German Museum Will Keep Pissarro in Settlement with Heir of Persecuted Owner
by Angelica Villa · ARTnewsAfter nearly a decade of negotiations, a Pissarro painting sold under duress by a Jewish family during the Second World War will remain in a German museum as part of a settlement.
The agreement stipulates that the Kunsthalle Bremen, which has owned the painting Le Repos (Girl Lying in the Grass) since 1967, will publish a book that details the persecution of its original owners, the van den Bergh family, including the forced sale of their art collection. The Pissarro was sold to fund the family’s flight from the Nazi invasion of the Netherlands in 1940. The parents, Jaap and Ellen, survived the war, however, their two young daughters, Marianne and Rosemarie, who had been hid in a separate, presumed safer location, died in Auschwitz.
The museum reached a financial settlement that was privately mediated with a surviving van den Bergh heir, the details of which have not been disclosed, according to the Times.
Nine years ago, Dutch restitution researchers found a legal claim from the 1940s filed by Jaap van den Bergh.
“I was forced to sell the aforementioned piece to procure currency to survive,” van den Bergh wrote, as quoted in the Times. “Been in hiding for four years.” Van den Bergh and his wife were then hiding in Heemstede, a town outside of Haarlem.
Dutch researchers tracked the painting to Kunsthalle Bremen in Germany and contacted Suzan van den Bergh, one of the family’s surviving descendants.
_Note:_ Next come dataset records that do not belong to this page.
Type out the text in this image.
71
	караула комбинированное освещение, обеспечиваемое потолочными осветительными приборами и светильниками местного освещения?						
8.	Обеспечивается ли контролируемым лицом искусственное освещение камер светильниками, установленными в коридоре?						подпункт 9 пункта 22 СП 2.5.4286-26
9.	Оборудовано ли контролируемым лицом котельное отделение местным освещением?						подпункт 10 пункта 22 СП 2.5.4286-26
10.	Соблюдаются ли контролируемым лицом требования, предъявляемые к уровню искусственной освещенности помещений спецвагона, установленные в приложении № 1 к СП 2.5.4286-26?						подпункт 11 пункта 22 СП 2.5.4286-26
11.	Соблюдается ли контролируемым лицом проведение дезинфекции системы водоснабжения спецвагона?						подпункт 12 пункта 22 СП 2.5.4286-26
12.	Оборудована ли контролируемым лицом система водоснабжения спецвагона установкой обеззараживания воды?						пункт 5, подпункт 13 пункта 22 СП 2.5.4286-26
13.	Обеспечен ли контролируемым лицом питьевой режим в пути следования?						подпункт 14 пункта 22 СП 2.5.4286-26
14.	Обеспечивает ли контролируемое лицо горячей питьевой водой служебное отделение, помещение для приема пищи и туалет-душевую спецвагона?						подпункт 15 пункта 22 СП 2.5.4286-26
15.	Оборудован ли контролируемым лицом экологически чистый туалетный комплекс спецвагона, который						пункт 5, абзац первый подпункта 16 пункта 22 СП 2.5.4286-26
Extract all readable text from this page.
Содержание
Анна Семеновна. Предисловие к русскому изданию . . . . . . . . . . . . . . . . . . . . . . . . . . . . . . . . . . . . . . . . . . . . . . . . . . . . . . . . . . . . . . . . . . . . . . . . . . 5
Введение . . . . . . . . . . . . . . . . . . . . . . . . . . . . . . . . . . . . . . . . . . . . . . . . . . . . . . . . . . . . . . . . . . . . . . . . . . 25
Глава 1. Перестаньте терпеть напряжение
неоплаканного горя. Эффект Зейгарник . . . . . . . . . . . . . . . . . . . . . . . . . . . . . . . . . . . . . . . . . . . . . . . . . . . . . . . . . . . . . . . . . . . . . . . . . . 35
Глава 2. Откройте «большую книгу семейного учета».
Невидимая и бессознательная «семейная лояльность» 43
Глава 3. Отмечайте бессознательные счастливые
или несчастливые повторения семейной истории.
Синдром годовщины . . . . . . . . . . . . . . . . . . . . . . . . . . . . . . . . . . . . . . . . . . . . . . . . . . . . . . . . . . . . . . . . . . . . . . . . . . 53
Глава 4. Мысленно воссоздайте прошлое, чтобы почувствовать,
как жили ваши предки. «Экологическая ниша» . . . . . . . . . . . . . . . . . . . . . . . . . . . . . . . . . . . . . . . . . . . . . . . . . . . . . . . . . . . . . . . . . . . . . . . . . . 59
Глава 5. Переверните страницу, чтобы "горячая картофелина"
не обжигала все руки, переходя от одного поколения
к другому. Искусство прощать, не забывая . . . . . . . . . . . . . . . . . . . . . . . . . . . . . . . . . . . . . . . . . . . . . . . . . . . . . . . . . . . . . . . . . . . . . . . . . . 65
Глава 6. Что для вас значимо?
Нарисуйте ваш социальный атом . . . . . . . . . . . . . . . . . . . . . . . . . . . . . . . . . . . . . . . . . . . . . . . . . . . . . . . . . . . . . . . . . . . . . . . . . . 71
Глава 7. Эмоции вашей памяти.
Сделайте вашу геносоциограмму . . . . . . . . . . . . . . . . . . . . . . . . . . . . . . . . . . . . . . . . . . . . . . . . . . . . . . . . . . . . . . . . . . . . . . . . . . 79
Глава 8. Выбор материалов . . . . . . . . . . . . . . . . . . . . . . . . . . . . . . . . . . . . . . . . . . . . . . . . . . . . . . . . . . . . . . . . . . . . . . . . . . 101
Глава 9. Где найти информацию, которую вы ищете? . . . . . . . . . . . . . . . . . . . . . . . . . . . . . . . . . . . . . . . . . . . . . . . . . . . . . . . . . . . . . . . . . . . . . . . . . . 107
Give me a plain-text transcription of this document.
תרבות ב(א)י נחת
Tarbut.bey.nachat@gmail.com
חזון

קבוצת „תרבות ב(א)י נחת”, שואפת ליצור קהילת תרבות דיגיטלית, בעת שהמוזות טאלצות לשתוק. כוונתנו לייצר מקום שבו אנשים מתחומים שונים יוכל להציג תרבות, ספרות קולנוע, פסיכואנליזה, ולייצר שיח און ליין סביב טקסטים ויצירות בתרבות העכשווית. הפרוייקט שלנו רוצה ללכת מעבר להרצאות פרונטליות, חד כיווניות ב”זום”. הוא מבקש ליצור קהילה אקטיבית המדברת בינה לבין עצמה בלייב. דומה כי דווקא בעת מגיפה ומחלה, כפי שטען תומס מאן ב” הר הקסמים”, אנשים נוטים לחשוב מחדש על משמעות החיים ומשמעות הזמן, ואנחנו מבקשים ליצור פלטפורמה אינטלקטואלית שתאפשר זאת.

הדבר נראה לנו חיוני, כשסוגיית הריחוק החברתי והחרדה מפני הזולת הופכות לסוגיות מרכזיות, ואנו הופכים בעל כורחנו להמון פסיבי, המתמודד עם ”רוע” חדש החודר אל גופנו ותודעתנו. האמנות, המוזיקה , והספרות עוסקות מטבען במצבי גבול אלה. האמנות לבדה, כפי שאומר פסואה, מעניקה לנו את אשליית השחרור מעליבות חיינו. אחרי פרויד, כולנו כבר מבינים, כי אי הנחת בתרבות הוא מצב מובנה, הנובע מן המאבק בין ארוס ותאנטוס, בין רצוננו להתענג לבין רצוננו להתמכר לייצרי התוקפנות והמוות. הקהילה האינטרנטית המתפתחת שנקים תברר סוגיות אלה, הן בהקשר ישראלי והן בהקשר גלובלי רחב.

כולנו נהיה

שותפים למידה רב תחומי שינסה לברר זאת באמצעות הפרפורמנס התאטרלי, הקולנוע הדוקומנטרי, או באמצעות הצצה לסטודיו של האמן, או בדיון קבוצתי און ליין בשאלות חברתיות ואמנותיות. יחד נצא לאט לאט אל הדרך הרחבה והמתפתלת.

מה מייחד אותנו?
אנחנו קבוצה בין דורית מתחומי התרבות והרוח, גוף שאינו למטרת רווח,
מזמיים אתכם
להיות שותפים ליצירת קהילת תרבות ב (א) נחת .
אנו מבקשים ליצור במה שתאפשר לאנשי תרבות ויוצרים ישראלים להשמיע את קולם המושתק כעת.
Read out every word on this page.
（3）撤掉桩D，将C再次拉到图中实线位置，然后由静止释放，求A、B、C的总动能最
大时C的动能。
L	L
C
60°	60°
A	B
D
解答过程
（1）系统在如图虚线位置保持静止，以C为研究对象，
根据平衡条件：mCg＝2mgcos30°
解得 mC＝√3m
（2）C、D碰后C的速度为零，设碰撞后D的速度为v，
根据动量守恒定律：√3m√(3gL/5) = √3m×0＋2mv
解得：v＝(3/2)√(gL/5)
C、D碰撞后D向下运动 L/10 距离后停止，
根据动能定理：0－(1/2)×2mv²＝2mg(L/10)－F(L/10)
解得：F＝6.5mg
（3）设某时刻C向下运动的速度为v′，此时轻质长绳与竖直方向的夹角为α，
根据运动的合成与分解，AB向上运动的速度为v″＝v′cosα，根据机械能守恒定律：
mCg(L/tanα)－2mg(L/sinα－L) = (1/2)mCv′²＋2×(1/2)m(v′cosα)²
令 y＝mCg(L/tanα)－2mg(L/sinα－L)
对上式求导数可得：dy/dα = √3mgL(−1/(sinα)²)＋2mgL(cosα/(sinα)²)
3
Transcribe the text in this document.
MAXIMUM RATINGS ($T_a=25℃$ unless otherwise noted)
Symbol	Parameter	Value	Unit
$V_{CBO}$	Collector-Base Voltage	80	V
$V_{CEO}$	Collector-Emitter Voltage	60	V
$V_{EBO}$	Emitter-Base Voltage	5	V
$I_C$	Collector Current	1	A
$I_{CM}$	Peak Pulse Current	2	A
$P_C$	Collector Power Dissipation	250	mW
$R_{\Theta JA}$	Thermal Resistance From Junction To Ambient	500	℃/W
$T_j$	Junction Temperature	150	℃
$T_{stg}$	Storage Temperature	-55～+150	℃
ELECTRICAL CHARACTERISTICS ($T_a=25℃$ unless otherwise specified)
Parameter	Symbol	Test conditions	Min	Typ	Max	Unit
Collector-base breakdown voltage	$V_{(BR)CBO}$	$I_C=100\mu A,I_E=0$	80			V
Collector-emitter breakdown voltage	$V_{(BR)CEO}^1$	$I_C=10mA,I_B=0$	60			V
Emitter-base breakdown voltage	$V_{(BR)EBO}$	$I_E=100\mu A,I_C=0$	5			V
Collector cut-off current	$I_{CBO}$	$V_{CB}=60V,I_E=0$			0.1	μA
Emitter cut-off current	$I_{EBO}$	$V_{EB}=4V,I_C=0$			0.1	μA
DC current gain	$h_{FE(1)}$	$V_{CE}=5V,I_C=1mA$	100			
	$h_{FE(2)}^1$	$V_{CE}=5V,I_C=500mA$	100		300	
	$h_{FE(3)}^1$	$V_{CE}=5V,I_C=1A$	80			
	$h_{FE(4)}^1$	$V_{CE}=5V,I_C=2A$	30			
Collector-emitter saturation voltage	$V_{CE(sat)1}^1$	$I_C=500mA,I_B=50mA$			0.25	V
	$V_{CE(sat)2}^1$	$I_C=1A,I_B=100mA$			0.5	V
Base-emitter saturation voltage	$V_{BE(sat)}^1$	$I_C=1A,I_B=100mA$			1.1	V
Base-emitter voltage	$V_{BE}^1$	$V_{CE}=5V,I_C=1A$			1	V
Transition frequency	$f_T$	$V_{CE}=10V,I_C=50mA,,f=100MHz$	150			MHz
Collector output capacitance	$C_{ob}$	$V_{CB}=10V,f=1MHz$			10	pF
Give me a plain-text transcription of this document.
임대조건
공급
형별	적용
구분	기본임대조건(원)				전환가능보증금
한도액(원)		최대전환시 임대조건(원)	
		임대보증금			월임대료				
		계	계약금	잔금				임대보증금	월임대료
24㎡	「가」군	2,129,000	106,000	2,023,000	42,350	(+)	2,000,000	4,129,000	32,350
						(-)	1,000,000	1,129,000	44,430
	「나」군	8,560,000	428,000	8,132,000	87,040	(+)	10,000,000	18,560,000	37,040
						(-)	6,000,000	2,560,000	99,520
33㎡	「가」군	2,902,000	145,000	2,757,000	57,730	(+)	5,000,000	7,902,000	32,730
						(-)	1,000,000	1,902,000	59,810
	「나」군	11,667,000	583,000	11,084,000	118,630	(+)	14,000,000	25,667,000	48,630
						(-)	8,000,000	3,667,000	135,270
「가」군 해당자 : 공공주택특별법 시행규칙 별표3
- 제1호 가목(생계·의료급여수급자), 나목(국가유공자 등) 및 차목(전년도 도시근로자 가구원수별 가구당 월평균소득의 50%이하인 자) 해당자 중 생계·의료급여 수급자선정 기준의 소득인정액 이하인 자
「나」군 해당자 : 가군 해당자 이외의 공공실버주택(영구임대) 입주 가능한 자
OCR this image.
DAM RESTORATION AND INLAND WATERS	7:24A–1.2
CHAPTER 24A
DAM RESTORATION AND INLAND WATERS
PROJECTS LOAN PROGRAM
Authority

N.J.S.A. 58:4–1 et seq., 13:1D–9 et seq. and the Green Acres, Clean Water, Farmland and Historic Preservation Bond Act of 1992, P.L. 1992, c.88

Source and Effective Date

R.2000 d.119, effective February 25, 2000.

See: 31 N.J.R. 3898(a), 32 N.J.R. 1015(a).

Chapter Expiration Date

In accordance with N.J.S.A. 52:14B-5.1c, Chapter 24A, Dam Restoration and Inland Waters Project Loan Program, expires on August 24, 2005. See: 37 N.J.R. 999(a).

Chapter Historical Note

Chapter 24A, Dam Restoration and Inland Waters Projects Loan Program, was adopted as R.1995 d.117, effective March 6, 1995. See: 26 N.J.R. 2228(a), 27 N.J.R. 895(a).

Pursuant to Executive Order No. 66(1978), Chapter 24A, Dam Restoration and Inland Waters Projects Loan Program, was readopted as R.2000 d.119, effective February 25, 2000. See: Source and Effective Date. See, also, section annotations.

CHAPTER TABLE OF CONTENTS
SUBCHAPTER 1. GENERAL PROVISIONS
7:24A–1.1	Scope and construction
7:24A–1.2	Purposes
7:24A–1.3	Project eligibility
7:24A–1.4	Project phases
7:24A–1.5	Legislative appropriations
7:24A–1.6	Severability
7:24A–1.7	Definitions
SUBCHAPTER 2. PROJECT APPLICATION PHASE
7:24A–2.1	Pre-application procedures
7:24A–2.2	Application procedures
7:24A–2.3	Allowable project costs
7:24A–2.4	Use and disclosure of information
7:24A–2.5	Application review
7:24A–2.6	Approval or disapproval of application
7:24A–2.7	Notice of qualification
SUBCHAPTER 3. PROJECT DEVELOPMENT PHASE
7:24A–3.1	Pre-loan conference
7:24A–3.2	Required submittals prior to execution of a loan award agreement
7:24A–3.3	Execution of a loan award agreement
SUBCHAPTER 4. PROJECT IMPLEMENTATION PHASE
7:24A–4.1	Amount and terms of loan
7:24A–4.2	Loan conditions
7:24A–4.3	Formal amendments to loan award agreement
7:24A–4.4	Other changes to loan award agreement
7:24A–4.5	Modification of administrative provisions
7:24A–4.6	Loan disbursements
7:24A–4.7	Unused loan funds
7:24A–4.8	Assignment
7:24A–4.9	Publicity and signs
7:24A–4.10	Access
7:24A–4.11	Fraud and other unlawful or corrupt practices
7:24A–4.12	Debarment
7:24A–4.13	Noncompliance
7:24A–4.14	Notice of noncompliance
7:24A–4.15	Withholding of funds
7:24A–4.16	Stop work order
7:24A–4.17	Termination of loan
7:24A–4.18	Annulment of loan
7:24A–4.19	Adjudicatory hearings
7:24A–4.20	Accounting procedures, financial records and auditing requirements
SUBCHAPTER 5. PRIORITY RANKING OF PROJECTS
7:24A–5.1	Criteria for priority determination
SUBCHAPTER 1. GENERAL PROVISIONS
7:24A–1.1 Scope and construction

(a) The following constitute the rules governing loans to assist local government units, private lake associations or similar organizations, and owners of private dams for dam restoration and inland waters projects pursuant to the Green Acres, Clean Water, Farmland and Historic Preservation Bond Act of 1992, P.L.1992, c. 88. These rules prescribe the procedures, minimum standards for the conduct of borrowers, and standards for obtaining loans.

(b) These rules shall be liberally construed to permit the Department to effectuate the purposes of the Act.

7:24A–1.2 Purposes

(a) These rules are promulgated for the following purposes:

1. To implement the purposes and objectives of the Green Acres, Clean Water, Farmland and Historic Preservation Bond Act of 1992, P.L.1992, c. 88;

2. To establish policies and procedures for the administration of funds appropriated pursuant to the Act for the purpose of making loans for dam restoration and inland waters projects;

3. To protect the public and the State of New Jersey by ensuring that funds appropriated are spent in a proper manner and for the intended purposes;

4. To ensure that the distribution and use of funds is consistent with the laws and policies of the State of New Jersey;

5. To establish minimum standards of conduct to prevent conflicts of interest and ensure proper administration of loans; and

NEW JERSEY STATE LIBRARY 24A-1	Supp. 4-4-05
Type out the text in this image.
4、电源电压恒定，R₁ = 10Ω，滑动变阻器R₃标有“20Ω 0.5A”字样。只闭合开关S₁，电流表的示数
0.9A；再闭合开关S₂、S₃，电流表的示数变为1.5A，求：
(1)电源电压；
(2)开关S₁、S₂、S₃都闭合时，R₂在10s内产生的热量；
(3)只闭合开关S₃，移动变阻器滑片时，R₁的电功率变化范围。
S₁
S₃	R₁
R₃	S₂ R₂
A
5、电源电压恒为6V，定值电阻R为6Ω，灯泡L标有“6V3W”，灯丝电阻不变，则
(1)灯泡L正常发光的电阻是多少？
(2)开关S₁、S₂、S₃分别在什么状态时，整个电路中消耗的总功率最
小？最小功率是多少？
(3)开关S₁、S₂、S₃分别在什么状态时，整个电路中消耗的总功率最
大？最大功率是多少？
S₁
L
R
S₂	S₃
From there, the group opened restitution negotiations with the museum.
Rudi Ekkart, one of the Dutch restitution experts involved in brokering talks between the Suzan van den Bergh and the museum, told the Times that publication of the family history replaces a more common outcome in cases like these: lengthy and contentious litigation that usually ends in the works being sold off privately.
The agreement was disclosed in a ceremony at the Van Gogh Museum in Amsterdam, where the Pissarro will be exhibited until March before returning to Bremen..
During the ceremony, Kunsthalle Bremen’s director Christoph Grunenberg described the agreement reached with van den Bergh, avoiding a legal dispute over the painting’s title that would have likely seen it removed from the collection, as a good outcome for both parties.“ [It’s ]an ideal solution,” he said.